What Japan and Sweden can still control
For Japan and Sweden, the path forward is more straightforward, and more uncomfortable. They are not the team whose fans are marching; they are the teams watching other matches. Both need results that depend partly on the Netherlands–Tunisia scoreline, which is a poor position to occupy on the final matchday. The closer the two contenders are on points and goal difference going into the final whistle, the more their own match becomes a straight shoot-out — and shoot-outs, as the sport's history teaches, are won by the side that concedes last, not necessarily the side that plays best.

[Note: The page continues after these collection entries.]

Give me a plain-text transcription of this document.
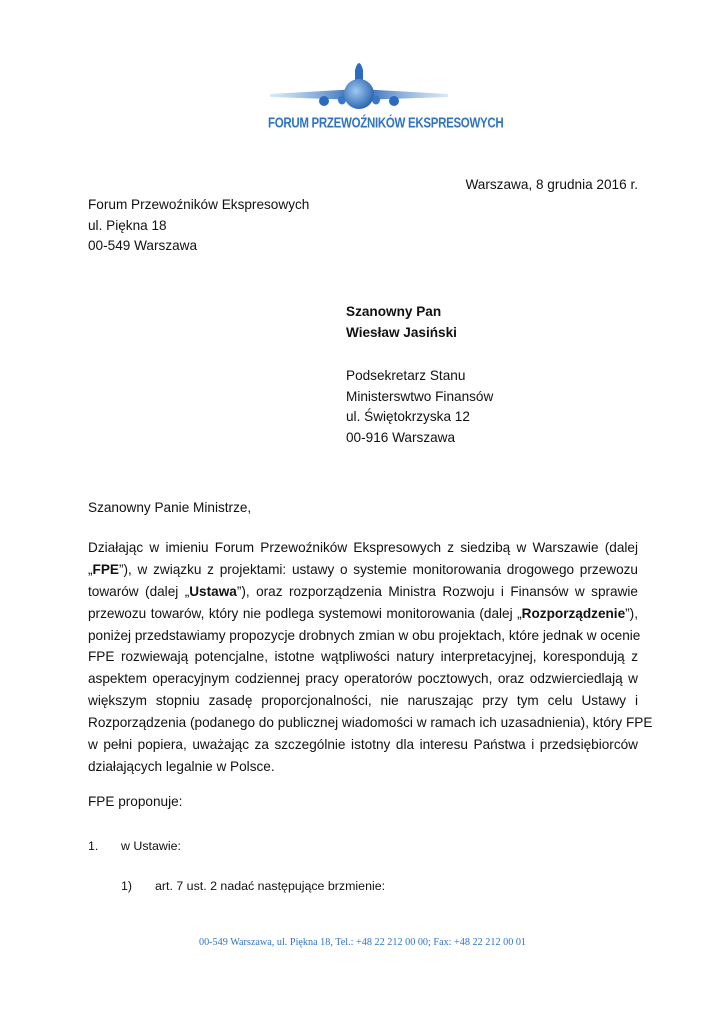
FORUM PRZEWOŹNIKÓW EKSPRESOWYCH
Warszawa, 8 grudnia 2016 r.
Forum Przewoźników Ekspresowych
ul. Piękna 18
00-549 Warszawa
Szanowny Pan
Wiesław Jasiński
Podsekretarz Stanu
Ministerswtwo Finansów
ul. Świętokrzyska 12
00-916 Warszawa
Szanowny Panie Ministrze,
Działając w imieniu Forum Przewoźników Ekspresowych z siedzibą w Warszawie (dalej
„FPE”), w związku z projektami: ustawy o systemie monitorowania drogowego przewozu
towarów (dalej „Ustawa”), oraz rozporządzenia Ministra Rozwoju i Finansów w sprawie
przewozu towarów, który nie podlega systemowi monitorowania (dalej „Rozporządzenie”),
poniżej przedstawiamy propozycje drobnych zmian w obu projektach, które jednak w ocenie
FPE rozwiewają potencjalne, istotne wątpliwości natury interpretacyjnej, korespondują z
aspektem operacyjnym codziennej pracy operatorów pocztowych, oraz odzwierciedlają w
większym stopniu zasadę proporcjonalności, nie naruszając przy tym celu Ustawy i
Rozporządzenia (podanego do publicznej wiadomości w ramach ich uzasadnienia), który FPE
w pełni popiera, uważając za szczególnie istotny dla interesu Państwa i przedsiębiorców
działających legalnie w Polsce.
FPE proponuje:
1. w Ustawie:
1) art. 7 ust. 2 nadać następujące brzmienie:
00-549 Warszawa, ul. Piękna 18, Tel.: +48 22 212 00 00; Fax: +48 22 212 00 01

The counterpoint, which CBS Sports' scenario brief gestures at without belabouring, is that this is also an opportunity. In a wide-open group, any of the three can advance on its own merits. The "control your own result" line — the cliché that managers reach for at this stage of a tournament — is, in Group F, almost literal. Neither Japan nor Sweden is dependent on a third result to qualify; each only needs to win, and to win by enough, while keeping an eye on a parallel fixture.
Stakes: seedings, opponents, and the bracket that follows
The downstream consequences of Wednesday's fixtures are larger than the group itself. The winner of Group F meets a third-place side from another group; the runner-up meets the winner of a yet-to-be-determined group. A first-place finish, in other words, is a softer path on paper, and a third-place finish — should either of the contenders slip — is a different kind of bet, on form and on opposition. This is why the final ninety minutes of Group F are not just a group-stage formality: they are the moment the tournament's knockout bracket begins to take shape around the choices three teams make in real time.
The sources do not specify the exact permutations by team in tabular form; CBS Sports' scenario brief and the Reuters live broadcast from the Dutch camp are the two wire inputs on the record. What can be said with confidence is that Tunisia is out, the other three are in, and the final matchday will settle it. The evidence does not support a confident call on which two go through — that is precisely the point.
This article leans on two wire inputs: CBS Sports' midday scenario update and Reuters' live broadcast of the Dutch fan march. Monexus has avoided the temptation to seed the bracket with speculation about which group winners or third-place sides await, since the sources do not provide that material.